Eu sou neguinha?

Foto: Rodrigo Azevedo

Foto: Rodrigo Azevedo

Eu agradecia a Deus por meu pai ser branco e não ter nascido neguinha. Eu gostava de ser morena, afinal, não era tão ruim como ser neguinha. Eu olhava minhas amigas conhecidas como “escurinha” e sentia um alívio por não ser tão feia quanto elas, as verdadeiras neguinhas.

Durante a adolescência namorei um cara que queria me chamar de neguinha, mas eu disse “não sou tuas negas” e pedi para evitar esse carinho. Até que, com 18 anos, após sair de uma depressão braba, cortei os cabelos alisados e assumi os cachos. Um mês depois.
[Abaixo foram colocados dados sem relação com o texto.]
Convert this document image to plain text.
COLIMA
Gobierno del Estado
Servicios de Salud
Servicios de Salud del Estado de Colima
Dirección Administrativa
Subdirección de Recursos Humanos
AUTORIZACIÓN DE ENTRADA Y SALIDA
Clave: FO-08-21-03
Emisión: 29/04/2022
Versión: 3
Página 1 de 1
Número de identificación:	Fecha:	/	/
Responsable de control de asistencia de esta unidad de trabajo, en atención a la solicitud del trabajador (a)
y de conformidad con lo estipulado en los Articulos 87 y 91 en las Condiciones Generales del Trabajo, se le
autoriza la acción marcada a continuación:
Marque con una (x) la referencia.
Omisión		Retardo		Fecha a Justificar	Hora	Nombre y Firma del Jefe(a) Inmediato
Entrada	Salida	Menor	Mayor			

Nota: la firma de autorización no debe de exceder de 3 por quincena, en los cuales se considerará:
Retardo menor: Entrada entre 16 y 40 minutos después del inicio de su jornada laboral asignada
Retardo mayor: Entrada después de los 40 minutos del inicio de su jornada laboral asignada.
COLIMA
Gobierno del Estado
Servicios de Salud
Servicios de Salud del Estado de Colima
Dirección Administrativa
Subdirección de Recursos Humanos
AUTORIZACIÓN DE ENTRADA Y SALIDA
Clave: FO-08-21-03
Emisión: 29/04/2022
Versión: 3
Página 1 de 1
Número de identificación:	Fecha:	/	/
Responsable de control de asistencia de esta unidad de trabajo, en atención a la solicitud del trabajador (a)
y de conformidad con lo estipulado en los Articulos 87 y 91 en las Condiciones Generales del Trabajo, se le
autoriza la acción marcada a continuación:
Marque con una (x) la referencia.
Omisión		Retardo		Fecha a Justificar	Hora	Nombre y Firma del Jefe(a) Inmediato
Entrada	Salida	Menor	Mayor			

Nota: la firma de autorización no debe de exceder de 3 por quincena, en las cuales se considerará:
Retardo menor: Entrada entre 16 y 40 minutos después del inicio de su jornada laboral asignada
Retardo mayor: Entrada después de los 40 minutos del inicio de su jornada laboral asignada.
Enquanto eu andava perdida por Blumenau. Um senhor passou por mim e disse com todo o nojo possível “neguinhaaa”. Eu procurei ao meu redor, mas era só eu e ele na rua, eu olhei para mim e fiz a mesma pergunta da música cantada pela Vanessa da Mata: “eu sou neguinha?”.

Eu era um enigma, uma interrogação. Fiquei sem reação e com vergonha por talvez ser neguinha. E cada piada na rua, sobre meu cabelo, parecia bobagem, mas não era não. Eu não decifrava, eu não conseguia, mas aquilo ia, e eu ia, e eu ia, e eu ia, e eu ia. Eu me perguntava e resistia. Até que meu primeiro professor negão, logo que me viu exclamou que eu era a Angela Davis brasileira. Procurei no Google quem era essa tal de Angela Davis, porque nas aulas de História ninguém tinha me contado quem era, e então fiquei me perguntando: eu sou neguinha? Eu sou neguinha? Sou neguinha. Eu sou neguinha? Sou neguinha.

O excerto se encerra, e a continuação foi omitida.